Under siege / Despite its tremendous advances for humanity, meritocracy is under attack today. Wooldridge sees dangers both from the left and right. The populist right, led by Donald Trump or at least Trumpists, is a threat because of its supposed rejection of expertise, although Wooldridge admits that those people are mainly opposed to being under the thumb of snobbish, authoritarian intellectuals on the other side. The egalitarian left is more worrisome (I think to the author and certainly to me) because it rejects the liberal order in favor of government-engineered “equity.” Philosophers like John Rawls and Michael Sandel argue that meritocracy is unfair and their case against it finds support these days in the Democratic Party. The leftist attack is having quite an effect, for instance, in university hiring decisions, where barely qualified candidates join the faculty because they add to “diversity.”

Wooldridge also frets that today’s meritocracy is trying to make itself permanent and hereditary, as in centuries past. How? By getting its children into the top schools. He makes much of the recent “Varsity Blues” scandal where wealthy parents resorted to deception and bribery to get their kids into prestigious universities, as well as the continuing tendency among the elite schools to favor the sons and daughters of the wealthy and politically connected, rather than better-qualified applicants (particularly Asians).

In my view, that concern is overblown. Merely having a degree from a prestigious university doesn’t ensure success. Just as the Jewish students that Harvard used to reject often beat Harvard grads in courts and for Nobel Prizes, so today do students with degrees from less prestigious schools (or none at all) frequently enjoy better careers than do Ivy Leaguers. The elite schools don’t provide a better education and, after graduation, people succeed or fail on their own merits, not on the basis of their educational pedigrees. To avoid the possibility of the meritocrats “pulling up the drawbridge,” all we need do is retain liberalism, thus protecting the freedom of all people to advance.

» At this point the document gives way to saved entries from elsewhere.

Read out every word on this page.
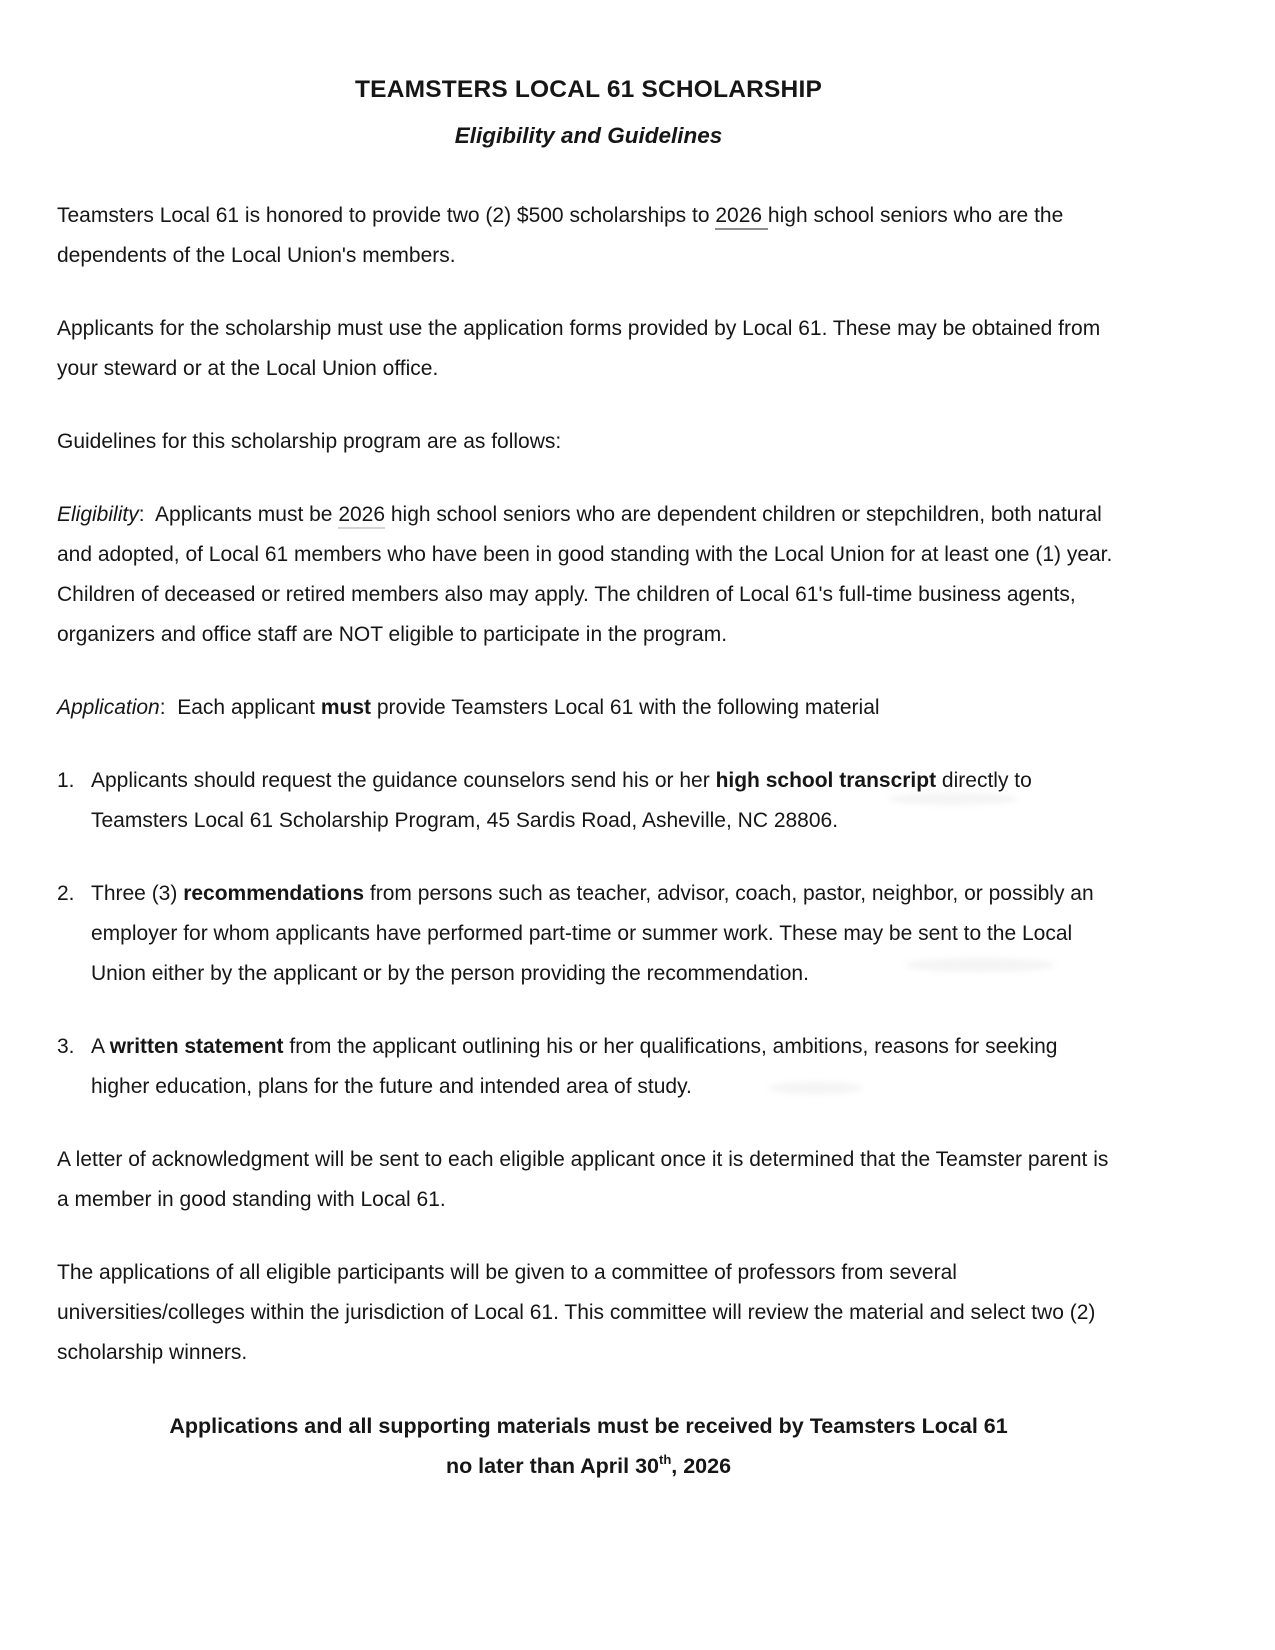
TEAMSTERS LOCAL 61 SCHOLARSHIP
Eligibility and Guidelines

Teamsters Local 61 is honored to provide two (2) $500 scholarships to 2026 high school seniors who are the dependents of the Local Union's members.

Applicants for the scholarship must use the application forms provided by Local 61. These may be obtained from your steward or at the Local Union office.

Guidelines for this scholarship program are as follows:

Eligibility:  Applicants must be 2026 high school seniors who are dependent children or stepchildren, both natural and adopted, of Local 61 members who have been in good standing with the Local Union for at least one (1) year. Children of deceased or retired members also may apply. The children of Local 61's full-time business agents, organizers and office staff are NOT eligible to participate in the program.

Application:  Each applicant must provide Teamsters Local 61 with the following material

1. Applicants should request the guidance counselors send his or her high school transcript directly to Teamsters Local 61 Scholarship Program, 45 Sardis Road, Asheville, NC 28806.
2. Three (3) recommendations from persons such as teacher, advisor, coach, pastor, neighbor, or possibly an employer for whom applicants have performed part-time or summer work. These may be sent to the Local Union either by the applicant or by the person providing the recommendation.
3. A written statement from the applicant outlining his or her qualifications, ambitions, reasons for seeking higher education, plans for the future and intended area of study.

A letter of acknowledgment will be sent to each eligible applicant once it is determined that the Teamster parent is a member in good standing with Local 61.

The applications of all eligible participants will be given to a committee of professors from several universities/colleges within the jurisdiction of Local 61. This committee will review the material and select two (2) scholarship winners.

Applications and all supporting materials must be received by Teamsters Local 61

no later than April 30th, 2026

At the end of the book, Wooldridge suggests that we should make a national policy out of identifying the most promising young people and educating them in top universities for free, in return for a period of service in the public sector. That idea has its roots in Plato’s Republic, but it strikes me as appallingly bad. We already suffer from too much intellectual influence over government. As Hoover Institution economist Thomas Sowell observes about intellectuals:

There always has to be some crisis — some reason why their superior wisdom and virtue must be imposed on the unthinking masses…. They go from one [crisis] to the other. It meets their psychological needs and gives them a reason for exercising their power.

Instead of siphoning the smartest young people into elite universities (where they’re apt to fall under the spell of “progressives”) and then into government (where they will probably push more authoritarian policies), we should downsize the state and revive true liberalism.